By Anash.org reporter
With Pesach days away, a quiet but costly mix-up is making the rounds on Jewish social media. Year-round Manischewitz crackers – bearing an OU certification but not kosher for Pesach – look almost identical to the real thing and are showing up on grocery shelves right next to it.
Plenty of people are buying the wrong box without realizing it.
Several Chabad personalities were among the first to sound the alarm.
Popular speaker Rabbi Shais Taub shared a photo of two near-identical boxes side by side. “It’s heartbreaking when someone thinks they are keeping Passover and is unknowingly eating chametz,” he wrote. “It happens way more often than you might think.
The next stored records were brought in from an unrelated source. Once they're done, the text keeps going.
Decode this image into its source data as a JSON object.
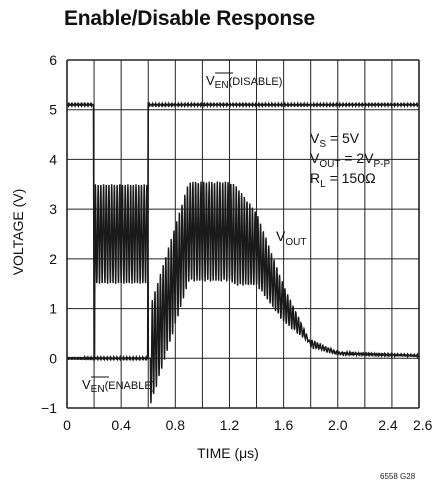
{
  "chart_data": {
    "type": "line",
    "title": "Enable/Disable Response",
    "xlabel": "TIME (μs)",
    "ylabel": "VOLTAGE (V)",
    "xlim": [
      0,
      2.6
    ],
    "ylim": [
      -1,
      6
    ],
    "x_ticks": [
      "0",
      "0.4",
      "0.8",
      "1.2",
      "1.6",
      "2.0",
      "2.4",
      "2.6"
    ],
    "x_tick_values": [
      0,
      0.4,
      0.8,
      1.2,
      1.6,
      2.0,
      2.4,
      2.6
    ],
    "y_ticks": [
      "−1",
      "0",
      "1",
      "2",
      "3",
      "4",
      "5",
      "6"
    ],
    "y_tick_values": [
      -1,
      0,
      1,
      2,
      3,
      4,
      5,
      6
    ],
    "grid": true,
    "series": [
      {
        "name": "EN",
        "x": [
          0,
          0.2,
          0.2,
          0.6,
          0.6,
          2.6
        ],
        "y": [
          5.1,
          5.1,
          0,
          0,
          5.1,
          5.1
        ]
      },
      {
        "name": "VOUT",
        "x": [
          0,
          0.2,
          0.21,
          0.6,
          0.61,
          0.9,
          1.2,
          1.4,
          1.6,
          1.8,
          2.0,
          2.6
        ],
        "y": [
          0,
          0,
          2.5,
          2.5,
          0,
          2.55,
          2.55,
          2.2,
          1.1,
          0.3,
          0.1,
          0.05
        ],
        "oscillation_p_p": 2,
        "oscillation_center": 2.55
      }
    ],
    "annotations": {
      "en_disable": {
        "main": "V",
        "sub": "EN",
        "suffix": "(DISABLE)"
      },
      "en_enable": {
        "main": "V",
        "sub": "EN",
        "suffix": "(ENABLE)"
      },
      "vout_label": {
        "main": "V",
        "sub": "OUT"
      },
      "conditions": [
        {
          "main": "V",
          "sub": "S",
          "rest": " = 5V"
        },
        {
          "main": "V",
          "sub": "OUT",
          "rest": " = 2V",
          "sub2": "P-P"
        },
        {
          "main": "R",
          "sub": "L",
          "rest": " = 150Ω"
        }
      ]
    },
    "figure_code": "6558 G28"
  },
  "colors": {
    "trace": "#1a1a1a",
    "grid": "#222222",
    "background": "#ffffff"
  }
}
Look at these two products and tell me nobody would confuse them.”
Shliach Rabbi Mordechai Lightstone, founder of Brooklyn’s Tech Tribe, warned users: “Look before you buy, or you too might end up purchasing OU-certified Manischewitz brand bread. Manischewitz sells a cracker that looks like matzah and says matzah, but it isn’t kosher for Passover.”
Manischewitz acknowledged the concern. “We’re aware of the conversation and appreciate the community bringing this to our attention, especially at a time as important and detail-oriented as Passover,” said Mirit Shalvi, the company’s senior vice president of marketing. “We recognize that in a busy retail environment, similar packaging across product lines can sometimes create confusion.” The company says it will be reviewing its packaging and working with retail partners on clearer in-store separation.
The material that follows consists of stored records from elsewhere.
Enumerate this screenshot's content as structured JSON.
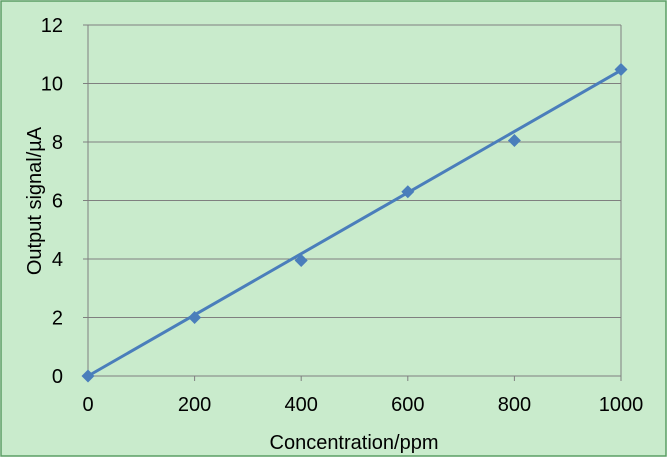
{
  "chart_data": {
    "type": "scatter",
    "title": "",
    "xlabel": "Concentration/ppm",
    "ylabel": "Output signal/µA",
    "xlim": [
      0,
      1000
    ],
    "ylim": [
      0,
      12
    ],
    "x_ticks": [
      0,
      200,
      400,
      600,
      800,
      1000
    ],
    "y_ticks": [
      0,
      2,
      4,
      6,
      8,
      10,
      12
    ],
    "grid": "horizontal",
    "legend": "none",
    "series": [
      {
        "x": [
          0,
          200,
          400,
          600,
          800,
          1000
        ],
        "y": [
          0,
          2.0,
          3.95,
          6.3,
          8.05,
          10.48
        ],
        "marker": "diamond",
        "line": "linear-fit",
        "color": "#4a7ebb"
      }
    ],
    "trendline": {
      "x": [
        0,
        1000
      ],
      "y": [
        0.0,
        10.45
      ],
      "color": "#4a7ebb"
    },
    "colors": {
      "plot_background": "#c9ebcc",
      "chart_border": "#5a9e64",
      "gridline": "#7f7f7f",
      "axis": "#7f7f7f"
    }
  }
}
OU Kosher’s chief operating officer, Rabbi Moshe Elefant, noted that the distinction between year-round and Pesach matza has existed for decades and that non-Passover products are clearly labeled as such. “Those who keep kosher must remain vigilant when shopping and always check the product labels, especially as Passover approaches,” he said.
“Jews trying to have matzah on Pesach buy it, even if it says not KFP, because matzah is matzah,” Rabbi Mendel Super, shliach in Lake Havasu City, AZ, responded to OU Kosher, “especially when grocery stores put it in their Passover display.”
“This shouldn’t be called matzah,” he wrote.